GTX 480 vs. HD 5870, 8x AA Performance Analysis, Part 3
DiRT 2 Demo – (DX9c)
Colin McRae: DiRT 2 is a racing game that was released in September 2009, and is the sequel to Colin McRae: Dirt. It includes many new race-events, including stadium events as your RV travels from one event to another in many real-world environments across four continents. Dirt 2 includes five different event types even allowing you to compete at new locations. It also includes a new multiplayer mode. Dirt 2 is powered by an updated version of the EGO engine which was featured in Race Driver: Grid. This updated EGO engine also features an updated physics engine.

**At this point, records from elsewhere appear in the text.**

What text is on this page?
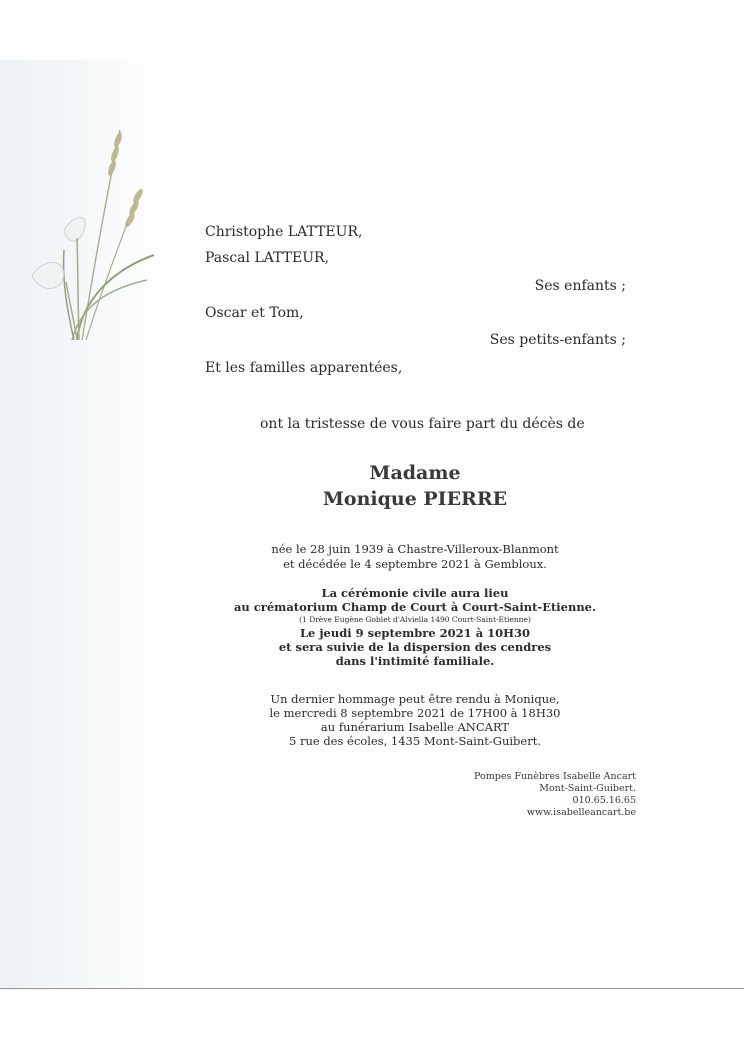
Christophe LATTEUR,
Pascal LATTEUR,
Ses enfants ;
Oscar et Tom,
Ses petits-enfants ;
Et les familles apparentées,
ont la tristesse de vous faire part du décès de
Madame
Monique PIERRE
née le 28 juin 1939 à Chastre-Villeroux-Blanmont
et décédée le 4 septembre 2021 à Gembloux.
La cérémonie civile aura lieu
au crématorium Champ de Court à Court-Saint-Etienne.
(1 Drève Eugène Goblet d'Alviella 1490 Court-Saint-Etienne)
Le jeudi 9 septembre 2021 à 10H30
et sera suivie de la dispersion des cendres
dans l'intimité familiale.
Un dernier hommage peut être rendu à Monique,
le mercredi 8 septembre 2021 de 17H00 à 18H30
au funérarium Isabelle ANCART
5 rue des écoles, 1435 Mont-Saint-Guibert.
Pompes Funèbres Isabelle Ancart
Mont-Saint-Guibert.
010.65.16.65
www.isabelleancart.be
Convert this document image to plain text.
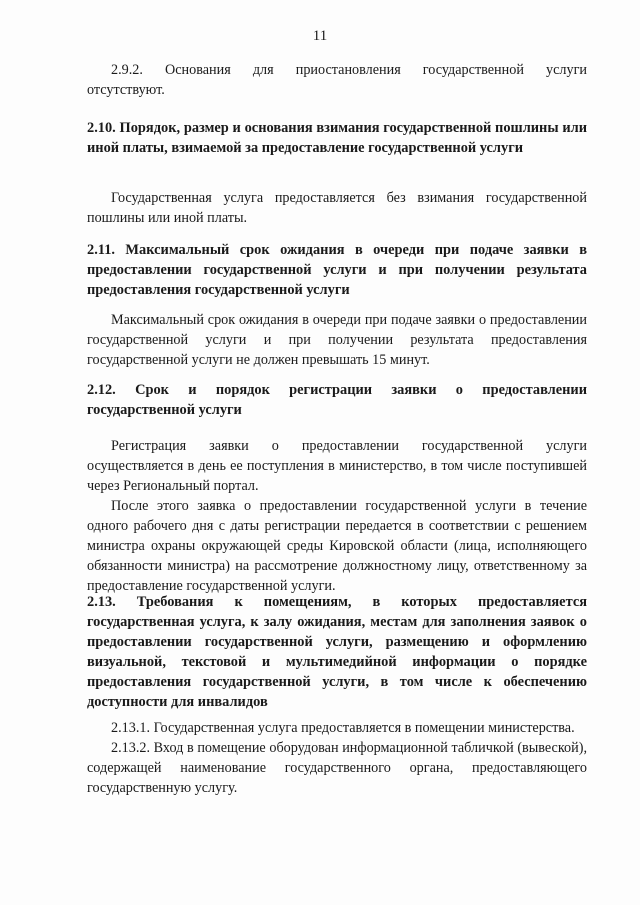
11

2.9.2. Основания для приостановления государственной услуги отсутствуют.

2.10. Порядок, размер и основания взимания государственной пошлины или иной платы, взимаемой за предоставление государственной услуги

Государственная услуга предоставляется без взимания государственной пошлины или иной платы.

2.11. Максимальный срок ожидания в очереди при подаче заявки в предоставлении государственной услуги и при получении результата предоставления государственной услуги

Максимальный срок ожидания в очереди при подаче заявки о предоставлении государственной услуги и при получении результата предоставления государственной услуги не должен превышать 15 минут.

2.12. Срок и порядок регистрации заявки о предоставлении государственной услуги

Регистрация заявки о предоставлении государственной услуги осуществляется в день ее поступления в министерство, в том числе поступившей через Региональный портал.

После этого заявка о предоставлении государственной услуги в течение одного рабочего дня с даты регистрации передается в соответствии с решением министра охраны окружающей среды Кировской области (лица, исполняющего обязанности министра) на рассмотрение должностному лицу, ответственному за предоставление государственной услуги.

2.13. Требования к помещениям, в которых предоставляется государственная услуга, к залу ожидания, местам для заполнения заявок о предоставлении государственной услуги, размещению и оформлению визуальной, текстовой и мультимедийной информации о порядке предоставления государственной услуги, в том числе к обеспечению доступности для инвалидов

2.13.1. Государственная услуга предоставляется в помещении министерства.

2.13.2. Вход в помещение оборудован информационной табличкой (вывеской), содержащей наименование государственного органа, предоставляющего государственную услугу.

We have been using the Dirt 2 demo to benchmark up until now as it works just as well as in the retail game – until you try to run DX11 on a NVIDIA DX11 card, in which case it reverts back to DX9c. Evidently the developer did not provide support for NVIDIA’s new DX11 card in the demo although the retail game has no such issues. Since we ran all of our tests with the Dirt 2 demo in Part One, it was too late to switch to the full game for this Part 2. We instead edited the configuration file so that the HD 5870 also ran on the DX9 pathway so that we could have a solid apples-to-apples comparison of performance across all of the cards. Later on, in further testing, will use the full retail game for the DX11 pathway as the visuals are better.
First we test our two video cards at 2560×1600:
The GTX 480 pulls ahead of the HD 5870 in a not so tight race when they are set at 4xAA and the GTX improves its lead when they are set to run with 8xAA. What about 1920×1200?

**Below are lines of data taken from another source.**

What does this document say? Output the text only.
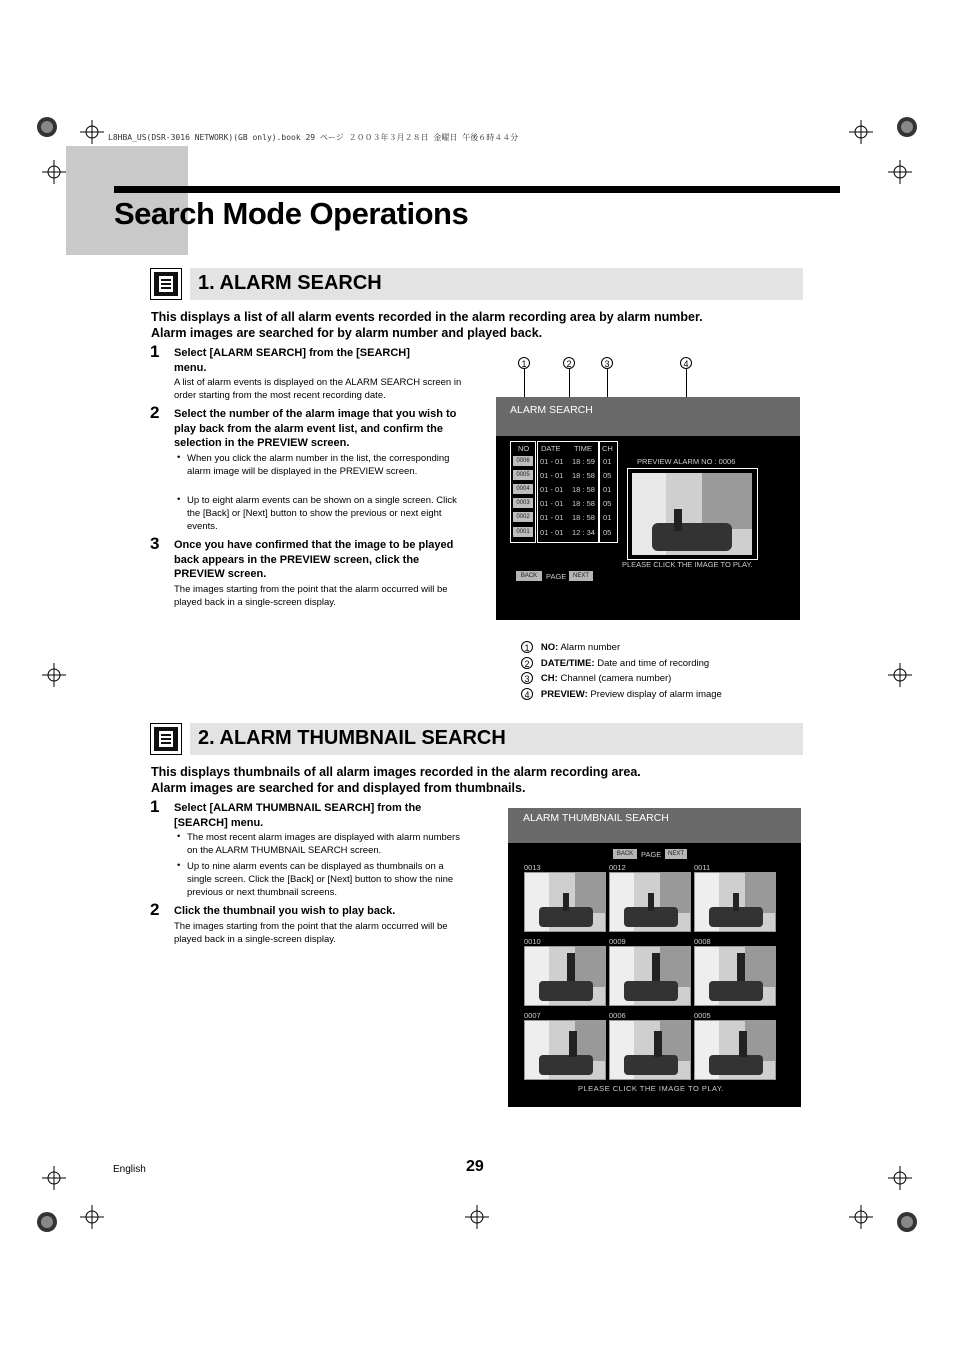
L8HBA_US(DSR-3016 NETWORK)(GB only).book 29 ページ ２００３年３月２８日 金曜日 午後６時４４分
Search Mode Operations
1. ALARM SEARCH
This displays a list of all alarm events recorded in the alarm recording area by alarm number.
Alarm images are searched for by alarm number and played back.
1 Select [ALARM SEARCH] from the [SEARCH] menu.
A list of alarm events is displayed on the ALARM SEARCH screen in order starting from the most recent recording date.
2 Select the number of the alarm image that you wish to play back from the alarm event list, and confirm the selection in the PREVIEW screen.
• When you click the alarm number in the list, the corresponding alarm image will be displayed in the PREVIEW screen.
• Up to eight alarm events can be shown on a single screen. Click the [Back] or [Next] button to show the previous or next eight events.
3 Once you have confirmed that the image to be played back appears in the PREVIEW screen, click the PREVIEW screen.
The images starting from the point that the alarm occurred will be played back in a single-screen display.
1	2	3	4
ALARM SEARCH
NO DATE TIME CH
0006	01 - 01 18 : 59 01
0005	01 - 01 18 : 58 05
0004	01 - 01 18 : 58 01
0003	01 - 01 18 : 58 05
0002	01 - 01 18 : 58 01
0001	01 - 01 12 : 34 05
PREVIEW ALARM NO : 0006
PLEASE CLICK THE IMAGE TO PLAY.
BACK	PAGE	NEXT
1 NO: Alarm number
2 DATE/TIME: Date and time of recording
3 CH: Channel (camera number)
4 PREVIEW: Preview display of alarm image
2. ALARM THUMBNAIL SEARCH
This displays thumbnails of all alarm images recorded in the alarm recording area.
Alarm images are searched for and displayed from thumbnails.
1 Select [ALARM THUMBNAIL SEARCH] from the [SEARCH] menu.
• The most recent alarm images are displayed with alarm numbers on the ALARM THUMBNAIL SEARCH screen.
• Up to nine alarm events can be displayed as thumbnails on a single screen. Click the [Back] or [Next] button to show the nine previous or next thumbnail screens.
2 Click the thumbnail you wish to play back.
The images starting from the point that the alarm occurred will be played back in a single-screen display.
ALARM THUMBNAIL SEARCH
BACK	PAGE	NEXT
0013	0012	0011
0010	0009	0008
0007	0006	0005
PLEASE CLICK THE IMAGE TO PLAY.
English	29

Again the GTX 480 leads and pulls even further ahead of the HD 5870 when they are both at 8xAA. So let’s look at the 1680×1050 results:
Dirt 2 gets the checkered flag with the GTX 480 on the DX9c pathway, especially as it is pushed to its 8xAA red line. We look forward to bringing you DX11 results in subsequent testing.
Please take into consideration that nVidia uses a different version of AntiAliasing starting 8x and up, therefore comparisons are henceforth limited at best. Sadly I don’t have a direct link right now, but please take it into consideration before drawing (final) conclusions.
We took special care to make sure that identical AA settings were applied in all of our benchmarks including for Crysis. We even noted that in the full retail game, Just Cause 2, that we observed the benchmark results showed the Radeon was running at 8xCSAA while the GeForce was 8xAA.
However, we have since learned from AMD that the benchmark results are wrongly identifying 8xMSAA as CSAA. The Radeon is actually running 8xMSAA and this minor issue will be addressed in a future patch.
Everything we test is “apples to apple” unless it is specified in the review.